Temporary fix to Big Mac Stadium turf considered a failure

After the repair of the turf field at Big Mac Stadium (Canonsburg, PA) was deemed a failure, plans are under way to install a new playing field and surrounding track.

Representatives from HHSDR Architects-Engineers, who evaluated the field and found it unsafe for play in March, presented a report to Canon-McMillan School Board’s building and grounds committee Tuesday. In an effort to level the uneven turf, a 10-ton vibrating roller was used in the hope of getting through the spring athletic season.

“It did improve,” said John Carly of HHSDR. “But it’s considered a failure as far as opening for spring.”

Further exploration revealed the dips and bumps in the surface are a result of about 10 inches of sand under the turf, a foundation Carly called “very unconventional.”

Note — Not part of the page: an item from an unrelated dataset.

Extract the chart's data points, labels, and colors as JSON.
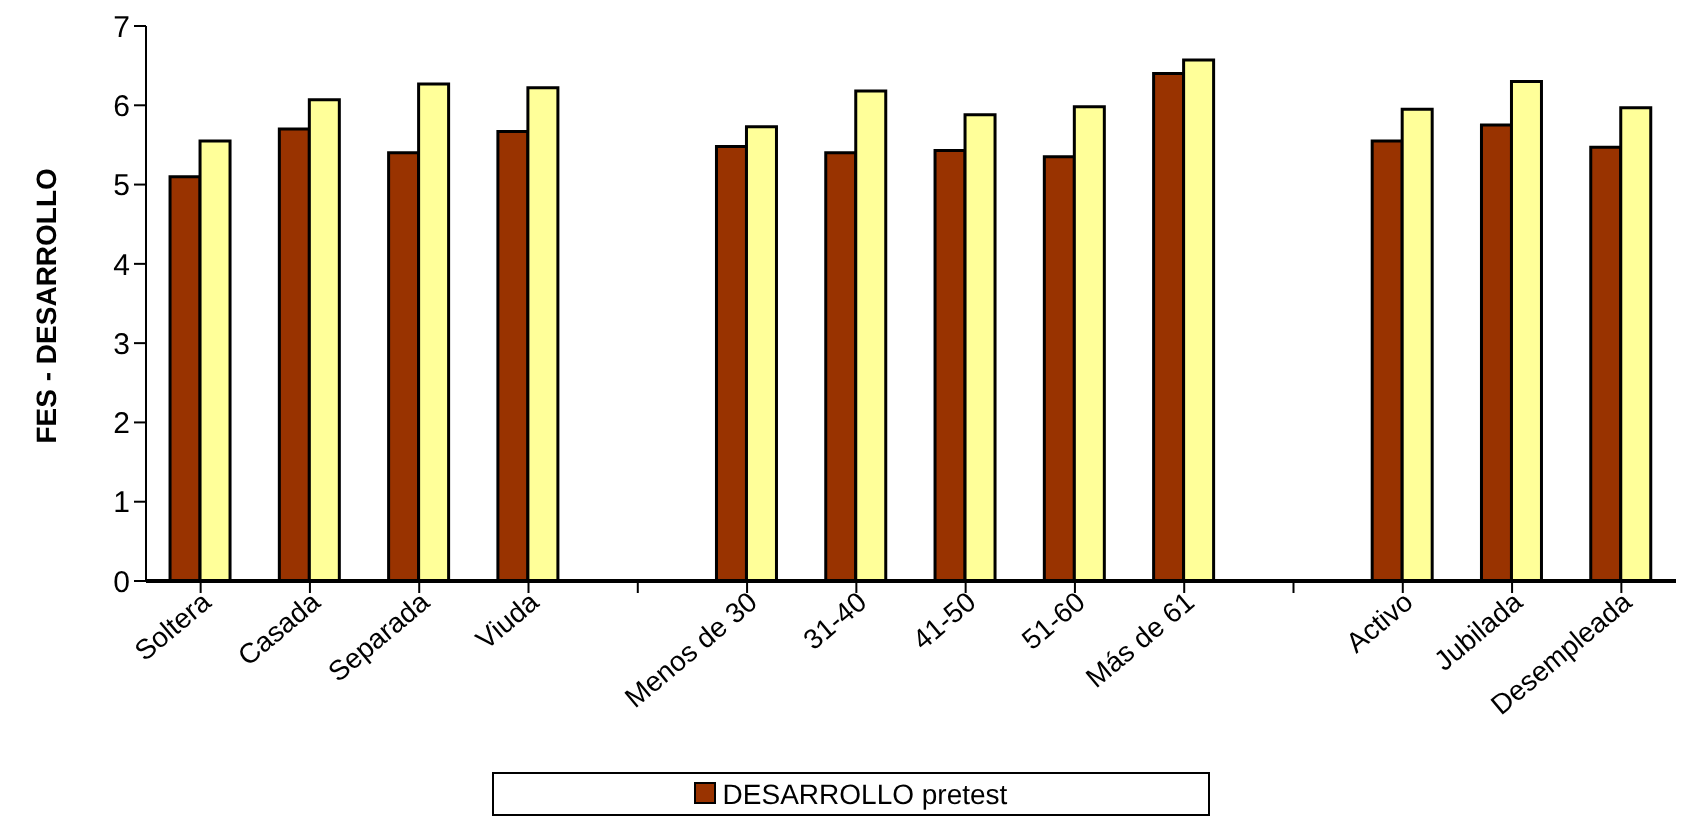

“I have never seen this phenomenon before, and I’ve seen a lot of fields,” Carly said. “There is no gravel. The problem with just sand and no gravel is that there are weak zones that become unstable.”

HHSDR recommended the district put out bids to redo the entire field and track, a project that can cost more than $1 million, depending on the options chosen. The base cost to install a proper gravel/sand foundation and new turf, and to resurface the track, will be about $750,000.

The proposal calls for removing about six inches of sand, leaving four inches to be covered by four inches of gravel. Two inches of sand will placed on top, followed by new turf. The study found the drains under the field were functioning properly.

Several decisions still need to be made, including colors and lettering on the field, track colors, whether to install a new sand pit, and what type of artificial turf to use, all of which will add to the final overall cost.

Another uncertainty is whether the building and grounds committee will opt to eliminate two edge drains that run the length of the field, a project that could cost $12,000 to $40,000.

Carly said the current drain could cause injuries to athletes such as soccer players, who are exposed to three different surfaces during a game.

“On a corner kick, they’re going from track to metal to turf,” he said. “It’s not the best scenario.”

After having to reschedule games and practices for the rest of the school year, athletic director Frank Vulcano Jr. said he is “excited to get something state-of-the-art.”

“It’s a dangerous surface,” Vulcano said of the field. “In the end, it will be good for all … to have a new facility.”

While the track and field team has been able to use the facilities, all lacrosse games have been played at the nearby Chartiers-Houston High School stadium. The district also is looking for practice fields for four middle school soccer teams and two varsity soccer teams, and will need a practice space for the football team.

Pending approval of the school board, construction is slated to begin in mid-May and continue to the beginning of the 2015-16 school year. The field will be closed through summer. However, the committee agreed to open the stands on Independence Day so residents can watch fireworks.

The project is to be paid for by money from an unreserved fund. Bids will be opened May 1 and a contract awarded May 7.

The building and grounds committee will meet at 10 a.m. May 5 in the administration building to finalize its choices.

Matthew Zewalk, director of facilities at Canon-McMillan, said the current field is in its 12th year of use. He was not sure of the cost to install it and said the company that performed the work is no longer in business.